Major Jeanne Stokes is a 24-year military veteran and currently serves as the Deputy State Surgeon working full time for the Nebraska Army National Guard. 

Dr. Reichmuth cited Major Stokes’ talent and expertise, contributing to the successful deployment of thousands of Nebraska Army National Guard soldiers in the past 18 years.

“She works tirelessly to make sure our soldiers are medically ready for the missions in the United States and the rest of the world,” Dr. Reichmuth wrote.

Major Stokes said military medical managers currently face tighter regulations in their quest to ensure higher deployable percentages in a “fit to fight” movement that started two years ago. “Our current deployable percentage is 92 percent; our goal is 95 percent,” said Major Stokes.

About 500 of Nebraska’s 3,600 soldiers are currently on active duty under the umbrella of the Nebraska Army National Guard, she noted.

Flood relief

Major Stokes beams with pride when describing the Nebraska Army National Guard’s response to flood relief efforts that evolved in mid-March in Nebraska and Iowa.

“Our motto is ‘We’re always ready,’ and that was never more evident than on March 14th, when we received the call to duty,” Major Stokes reflected. “The response of our soldiers to the flood disaster effort was amazing.
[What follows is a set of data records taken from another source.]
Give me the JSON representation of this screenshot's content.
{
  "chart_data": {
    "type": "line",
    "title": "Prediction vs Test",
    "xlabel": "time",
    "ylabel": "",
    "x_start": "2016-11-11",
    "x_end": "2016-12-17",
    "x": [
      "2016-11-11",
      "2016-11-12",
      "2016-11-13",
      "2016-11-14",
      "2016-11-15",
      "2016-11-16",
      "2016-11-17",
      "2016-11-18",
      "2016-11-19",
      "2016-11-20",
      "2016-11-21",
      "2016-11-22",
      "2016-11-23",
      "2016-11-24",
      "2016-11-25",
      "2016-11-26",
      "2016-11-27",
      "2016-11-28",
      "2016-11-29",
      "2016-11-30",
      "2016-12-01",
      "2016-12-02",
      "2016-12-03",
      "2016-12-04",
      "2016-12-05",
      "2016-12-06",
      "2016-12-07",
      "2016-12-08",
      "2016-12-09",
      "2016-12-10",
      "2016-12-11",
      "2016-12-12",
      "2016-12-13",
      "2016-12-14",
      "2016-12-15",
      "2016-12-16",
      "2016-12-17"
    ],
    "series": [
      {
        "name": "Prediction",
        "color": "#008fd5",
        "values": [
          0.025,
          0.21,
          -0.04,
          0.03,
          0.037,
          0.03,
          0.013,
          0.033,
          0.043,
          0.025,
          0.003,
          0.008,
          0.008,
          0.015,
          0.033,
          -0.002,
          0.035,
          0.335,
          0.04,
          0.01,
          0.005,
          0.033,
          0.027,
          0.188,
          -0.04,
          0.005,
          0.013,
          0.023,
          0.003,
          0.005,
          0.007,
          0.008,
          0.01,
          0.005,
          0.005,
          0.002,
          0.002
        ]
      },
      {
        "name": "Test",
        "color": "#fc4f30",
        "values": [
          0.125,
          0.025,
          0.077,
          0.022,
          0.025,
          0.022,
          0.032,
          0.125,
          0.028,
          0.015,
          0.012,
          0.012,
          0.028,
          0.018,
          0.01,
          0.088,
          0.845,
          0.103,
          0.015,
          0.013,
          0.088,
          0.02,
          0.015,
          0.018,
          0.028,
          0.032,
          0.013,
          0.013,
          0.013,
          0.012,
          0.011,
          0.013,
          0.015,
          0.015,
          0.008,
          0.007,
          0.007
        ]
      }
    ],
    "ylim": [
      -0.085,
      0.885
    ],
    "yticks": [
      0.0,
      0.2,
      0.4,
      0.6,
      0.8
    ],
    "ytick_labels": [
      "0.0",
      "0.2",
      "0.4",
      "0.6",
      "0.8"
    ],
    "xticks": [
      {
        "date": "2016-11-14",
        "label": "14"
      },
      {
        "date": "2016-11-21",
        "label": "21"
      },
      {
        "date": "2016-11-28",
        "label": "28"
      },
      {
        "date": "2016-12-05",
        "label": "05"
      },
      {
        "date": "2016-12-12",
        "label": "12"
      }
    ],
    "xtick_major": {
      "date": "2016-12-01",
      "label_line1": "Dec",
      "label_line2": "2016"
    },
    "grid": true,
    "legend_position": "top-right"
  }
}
It makes me proud to be affiliated with the Nebraska Army National Guard.”

Some of the soldiers were separated from their families for weeks as a result of the historic flooding.

Military household

The Robert and Jeanne Stokes home in Seward is a military household in which the couple juggles busy schedules while raising their three active children: Kaitelynd, 15; Maddison, 12; and Steinen, 7.

Robert Stokes is also full-time military, serving as a medical non-commissioned officer supervising a mobile analytical laboratory system for the 72nd Civil Support Team (72nd WMD-CST) of the Nebraska Army National Guard, which supports civil authorities in the event of the use, or threatened use, of a weapon of mass destruction.

The formation of the CST was spawned by the terrorist attacks by the Islamic terrorist group al-Qaeda against the United States on Sept. 11, 2001.

Family sacrifices

“With her husband also serving full time, the entire family sacrifices for our great state and country,” Dr. Reichmuth added in his nomination letter. “She truly epitomizes the Army Soldier Ethos: ‘I will always place the mission first, I will never accept defeat, I will never quit, and I will never leave a fallen comrade.’”

In her usual humble style, Major Stokes downplayed the sacrifices her family makes on a regular basis. “Lots of families make sacrifices. It truly is an honor to serve.”